Under the E-Commerce Directive, a storage service provider is not liable for hosted content as long as it does not have actual knowledge that the content infringes third-party rights. Although this liability regime will not be scrapped and replaced by a different one, the DSA will draw a clearer line of demarcation between the liability of online platforms for consumers and professional users to conclude contracts (for example, a marketplace).
In such cases, a marketplace will be liable under consumer law if it creates the appearance to the consumer that it is providing the service or delivering the good that is the subject of the transaction directly on its behalf or through third parties acting on its behalf.
The DSA uses the concept of "average consumer" or "reasonably informed consumer" to determine when such an appearance is being created. In the absence of the final wording of the proposed regulation, these terms have been the subject of the recent Opinion of Advocate General Szpunar in the Louboutin case (C-148/21 and C-184/21).
The General Advocate´s conclusions suggest that the marketplace will be liable if a "reasonably well-informed and attentive" user cannot dissociate the offer of the seller from the commercial offer of the marketplace.
Thus, for example, if a marketplace inserts an expression such as "sold by..." to differentiate the products from those it sells in its own name, a reasonably informed user cannot then be said to establish a direct link between the marketplace and the service or good offered by the seller through that marketplace.
Do content indexing systems create liability for platforms?
Content platforms will usually make use of indexing systems for content uploaded by users in order to be able to manage the hosted content properly.
In determining when a platform has had or may have had actual knowledge of infringing content, indexing systems alone should not be considered sufficient to prevent the platform from invoking the exemption from liability (in light of recitals 21 to 25 of the DSA).
Will implementing systems that detect illegal content be used as evidence against platforms?

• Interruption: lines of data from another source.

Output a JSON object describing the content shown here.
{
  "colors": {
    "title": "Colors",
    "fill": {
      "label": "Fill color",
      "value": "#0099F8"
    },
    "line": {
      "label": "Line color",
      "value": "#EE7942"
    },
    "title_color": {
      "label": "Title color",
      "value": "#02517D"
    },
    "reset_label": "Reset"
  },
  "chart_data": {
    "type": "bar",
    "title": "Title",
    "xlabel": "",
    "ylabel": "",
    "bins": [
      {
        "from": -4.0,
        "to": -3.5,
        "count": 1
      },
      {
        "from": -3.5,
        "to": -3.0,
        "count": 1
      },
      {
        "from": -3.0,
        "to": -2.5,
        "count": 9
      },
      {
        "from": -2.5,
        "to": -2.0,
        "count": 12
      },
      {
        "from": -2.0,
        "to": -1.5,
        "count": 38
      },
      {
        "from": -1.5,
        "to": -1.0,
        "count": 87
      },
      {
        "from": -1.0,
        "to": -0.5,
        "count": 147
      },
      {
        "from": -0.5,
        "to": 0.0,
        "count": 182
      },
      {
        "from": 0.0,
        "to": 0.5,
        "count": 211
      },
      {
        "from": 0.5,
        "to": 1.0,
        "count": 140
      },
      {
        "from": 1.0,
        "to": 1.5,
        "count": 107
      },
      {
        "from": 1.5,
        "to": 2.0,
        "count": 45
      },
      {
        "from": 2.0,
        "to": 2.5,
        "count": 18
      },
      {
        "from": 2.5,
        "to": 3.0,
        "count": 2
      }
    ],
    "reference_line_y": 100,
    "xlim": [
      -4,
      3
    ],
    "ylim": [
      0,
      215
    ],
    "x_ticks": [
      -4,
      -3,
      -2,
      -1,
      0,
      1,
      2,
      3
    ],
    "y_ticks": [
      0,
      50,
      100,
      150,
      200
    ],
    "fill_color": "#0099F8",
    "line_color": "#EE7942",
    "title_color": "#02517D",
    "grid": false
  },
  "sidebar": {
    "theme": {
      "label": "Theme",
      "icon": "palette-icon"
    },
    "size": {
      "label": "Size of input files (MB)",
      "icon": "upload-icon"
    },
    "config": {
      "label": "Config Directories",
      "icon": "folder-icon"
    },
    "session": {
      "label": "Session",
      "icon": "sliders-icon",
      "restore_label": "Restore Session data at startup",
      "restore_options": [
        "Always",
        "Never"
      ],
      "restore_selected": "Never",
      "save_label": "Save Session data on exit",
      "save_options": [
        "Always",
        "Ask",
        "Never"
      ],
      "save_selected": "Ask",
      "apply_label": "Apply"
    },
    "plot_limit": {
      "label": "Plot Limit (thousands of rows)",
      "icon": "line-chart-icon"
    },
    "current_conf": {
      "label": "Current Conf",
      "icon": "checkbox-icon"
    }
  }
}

The question then arises as to whether a platform's systems for detecting illegal content can be used as proof of effective knowledge of that content by a platform. It seems that on this point, the European Commission, Parliament and Council agree that the implementation of such systems should not be used against platforms, provided that their use is proportionate and neutral.
Osborne Clarke comment
While the DSA does not introduce a completely new liability regime for online platforms, it is notable that it explicitly incorporates the rulings of the Court of Justice of the European Union (CJEU) concerning the liability of intermediaries of data storage services. However, it is foreseeable that this updated regime will be the subject of future rulings by the CJEU that will further delimit its scope.
For the time being, it will be essential for businesses to monitor the evolution of the procedure for the approval of the DSA proposal between the European Parliament and the Council.